Texture Sampling

Points to consider when texture sampling and filtering.

Texture filtering

Texture filtering can be used to increase the image quality of textures used in 3D scenes. However, as the complexity of the filtering used increases, so will the associated cost as more samples are required.

There are several common techniques employed for texture filtering. These include, in order of increasing image quality, but also increasing cost:

  1. nearest
  2. bilinear
  3. cubic
  4. tri-linear
  5. anisotropic

Performance can be gained by using an appropriate level of filtering, following the principle of “good enough". For instance, not using anisotropic if tri-linear is acceptable, or not using tri-linear if bilinear is acceptable.

Filtering works by either taking a single sample in the case of nearest filtering, or by taking multiple samples involving multiple texture fetch operations. These are then combined (interpolated) in order to produce as good a sampling value as possible to use in fragment calculations.

Retrieving multiple values requires more data to be fetched, possibly from disparate areas of memory, and so cache performance and bandwidth use can be affected. For instance, when tri-linear filtering is used, eight texel fetches are required, compared to only four for bilinear filtering or one for nearest filtering. This means the texture processing unit in the graphics core must spend more time and bandwidth fetching and filtering the required data as the complexity of the filtering increases.

The graphics core will attempt to hide memory access by scheduling USC tasks. If there is not enough work to hide the memory latency, then the texture fetches may cause the processing of a fragment to stall while the data is fetched from system memory. If the data is already in cache, then memory latency is much less an issue. More complex filtering techniques will result in additional data being transferred across the system memory bus in order to render a frame.

Note: When performing independent texture reads, texture sampling can begin before the execution of a shader. Therefore the latency of the texture fetch can be avoided, as the data is ready before shader execution.
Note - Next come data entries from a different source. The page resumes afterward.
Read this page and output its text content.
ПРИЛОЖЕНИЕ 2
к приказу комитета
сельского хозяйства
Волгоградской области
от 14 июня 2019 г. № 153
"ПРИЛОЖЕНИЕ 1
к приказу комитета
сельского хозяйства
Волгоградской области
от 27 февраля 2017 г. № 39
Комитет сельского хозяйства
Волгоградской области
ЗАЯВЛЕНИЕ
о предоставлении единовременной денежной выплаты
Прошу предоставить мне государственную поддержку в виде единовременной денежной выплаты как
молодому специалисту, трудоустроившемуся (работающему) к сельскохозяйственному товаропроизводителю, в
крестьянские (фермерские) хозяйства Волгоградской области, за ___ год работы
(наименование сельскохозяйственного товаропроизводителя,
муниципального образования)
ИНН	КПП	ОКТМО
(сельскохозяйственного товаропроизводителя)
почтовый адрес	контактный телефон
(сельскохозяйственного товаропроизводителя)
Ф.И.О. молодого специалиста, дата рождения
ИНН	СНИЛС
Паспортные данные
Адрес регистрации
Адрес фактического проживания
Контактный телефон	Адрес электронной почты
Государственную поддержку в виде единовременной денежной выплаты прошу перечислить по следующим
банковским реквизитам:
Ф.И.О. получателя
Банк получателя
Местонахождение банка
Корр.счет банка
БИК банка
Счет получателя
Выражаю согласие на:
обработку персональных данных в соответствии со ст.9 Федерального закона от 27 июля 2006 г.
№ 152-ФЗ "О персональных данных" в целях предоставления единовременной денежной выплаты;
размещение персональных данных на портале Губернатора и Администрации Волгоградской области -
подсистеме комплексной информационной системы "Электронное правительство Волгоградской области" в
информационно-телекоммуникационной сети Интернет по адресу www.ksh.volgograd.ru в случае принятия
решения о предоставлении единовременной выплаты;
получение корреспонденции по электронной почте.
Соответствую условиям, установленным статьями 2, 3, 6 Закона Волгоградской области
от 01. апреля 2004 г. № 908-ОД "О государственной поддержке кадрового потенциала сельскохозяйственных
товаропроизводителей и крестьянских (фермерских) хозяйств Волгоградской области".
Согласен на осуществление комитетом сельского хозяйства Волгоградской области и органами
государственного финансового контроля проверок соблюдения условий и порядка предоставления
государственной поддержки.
On PowerVR hardware, bilinear filtering is always hardware accelerated, including shadow sampling. This is sampling a texture with depth comparison activated - sampler2DShadow. In the case of shadow sampling, the depth comparison operation is performed in software with USC instructions appended (patched) to the fragment shader. The exact cost of the depth comparison operation will vary depending on the exact hardware the application is deployed to. The cost of the operation can be determined by using PVRShaderEditor and setting the appropriate GLSL compiler.

Texel fetch

In certain cases, performing a texelFetch operation can be considerably faster than calling the texture function. For example, take the case of an application performing an expensive sampling operation such as anisotropic filtering. It will likely be faster to perform a texelFetch operation over a texture operation, although this should be verified through profiling.

On PowerVR hardware, both operations are driven by dedicated hardware known as the Texture Processing Unit (TPU). In some special cases texelFetch may translate to a DMA operation.

Dependent texture read

A dependent texture read is a texture read in which the texture co-ordinates depend on some calculation within the shader instead of on a varying. As the values of this calculation cannot be known ahead of time, it is not possible to pre-fetch texture data, and so stalls in shader processing occur.
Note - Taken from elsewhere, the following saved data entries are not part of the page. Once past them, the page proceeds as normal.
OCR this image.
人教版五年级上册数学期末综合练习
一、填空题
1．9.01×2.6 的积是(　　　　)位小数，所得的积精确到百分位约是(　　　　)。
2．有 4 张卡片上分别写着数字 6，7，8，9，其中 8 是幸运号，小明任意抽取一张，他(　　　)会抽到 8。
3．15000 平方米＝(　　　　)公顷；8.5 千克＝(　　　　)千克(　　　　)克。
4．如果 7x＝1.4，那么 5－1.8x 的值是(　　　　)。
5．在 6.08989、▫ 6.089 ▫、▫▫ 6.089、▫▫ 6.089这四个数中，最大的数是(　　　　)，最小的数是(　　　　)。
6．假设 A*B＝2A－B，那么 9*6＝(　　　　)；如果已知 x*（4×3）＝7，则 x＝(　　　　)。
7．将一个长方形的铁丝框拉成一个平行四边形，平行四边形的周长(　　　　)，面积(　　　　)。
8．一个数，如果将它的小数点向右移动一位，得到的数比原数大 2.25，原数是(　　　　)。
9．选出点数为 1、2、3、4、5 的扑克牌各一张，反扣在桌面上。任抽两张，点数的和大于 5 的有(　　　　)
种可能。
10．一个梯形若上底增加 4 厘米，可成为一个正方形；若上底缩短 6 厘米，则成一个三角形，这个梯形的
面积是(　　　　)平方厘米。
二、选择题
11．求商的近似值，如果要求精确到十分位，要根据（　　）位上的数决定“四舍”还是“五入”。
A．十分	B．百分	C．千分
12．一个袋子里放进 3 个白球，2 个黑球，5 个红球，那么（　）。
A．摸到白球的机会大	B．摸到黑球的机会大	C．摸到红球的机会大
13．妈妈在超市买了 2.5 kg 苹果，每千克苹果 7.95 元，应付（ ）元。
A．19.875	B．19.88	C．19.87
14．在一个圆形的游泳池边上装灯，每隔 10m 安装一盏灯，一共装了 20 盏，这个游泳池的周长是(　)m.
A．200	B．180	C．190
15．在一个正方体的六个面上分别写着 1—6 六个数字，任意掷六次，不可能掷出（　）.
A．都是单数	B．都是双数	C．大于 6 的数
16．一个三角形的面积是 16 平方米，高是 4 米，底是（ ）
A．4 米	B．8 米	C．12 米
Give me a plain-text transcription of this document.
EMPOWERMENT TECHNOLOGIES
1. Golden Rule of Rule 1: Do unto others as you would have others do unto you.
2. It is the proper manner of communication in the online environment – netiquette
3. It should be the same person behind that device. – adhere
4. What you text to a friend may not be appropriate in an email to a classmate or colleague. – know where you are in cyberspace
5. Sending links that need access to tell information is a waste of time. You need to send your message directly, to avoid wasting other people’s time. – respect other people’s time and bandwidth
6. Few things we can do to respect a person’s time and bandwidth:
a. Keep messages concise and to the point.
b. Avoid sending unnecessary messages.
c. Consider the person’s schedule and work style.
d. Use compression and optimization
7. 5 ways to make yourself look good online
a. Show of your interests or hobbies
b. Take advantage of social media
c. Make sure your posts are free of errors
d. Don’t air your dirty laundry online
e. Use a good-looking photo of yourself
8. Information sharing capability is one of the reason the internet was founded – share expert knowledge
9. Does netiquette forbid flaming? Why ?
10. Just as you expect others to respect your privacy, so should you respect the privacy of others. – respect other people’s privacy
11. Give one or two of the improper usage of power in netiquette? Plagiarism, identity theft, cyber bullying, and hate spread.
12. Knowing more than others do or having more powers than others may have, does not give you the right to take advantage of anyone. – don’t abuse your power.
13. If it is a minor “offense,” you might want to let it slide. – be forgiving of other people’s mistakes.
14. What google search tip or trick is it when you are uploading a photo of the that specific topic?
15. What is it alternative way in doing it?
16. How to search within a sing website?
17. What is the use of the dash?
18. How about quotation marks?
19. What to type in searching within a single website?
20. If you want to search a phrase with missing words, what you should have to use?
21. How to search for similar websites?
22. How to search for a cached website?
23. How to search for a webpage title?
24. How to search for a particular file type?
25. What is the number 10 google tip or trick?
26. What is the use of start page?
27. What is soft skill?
Vertex shader texture lookups always count as dependent texture reads, as do texture reads in fragment shaders where the texture read is based on the .zw channels of a varying. On some driver and platform revisions Texture2DProj() also qualifies as a dependent texture read if given a Vec3 or a Vec4 with an invalid w.

The cost associated with a dependent texture read can be written off to some extent by hardware thread scheduling, particularly if the shader in question involves a lot of mathematical calculations. This process involves the thread scheduler suspending the current thread and swapping in another thread to process on the USC. This swapped thread will process as much as possible, with the original thread being swapped back once the texture fetch is complete.

Note: While the hardware will do its best to hide memory latency, dependent texture reads should be avoided wherever possible for good performance.

Dependent texture reads are significantly more efficient on PowerVR Rogue Graphics Cores than SGX. However, there are still small performance gains to be had. For this reason, applications should always calculate coordinates before fragment shader execution, unless the algorithm relies on this functionality.

Wide floating point textures

For textures that exceed 32-bits per texel, every additional 32-bits is counted as a separate texture read. This also applies to half float textures with three or four components, as well as float textures with two or more components. These larger formats should be avoided unless necessary for a particular effect.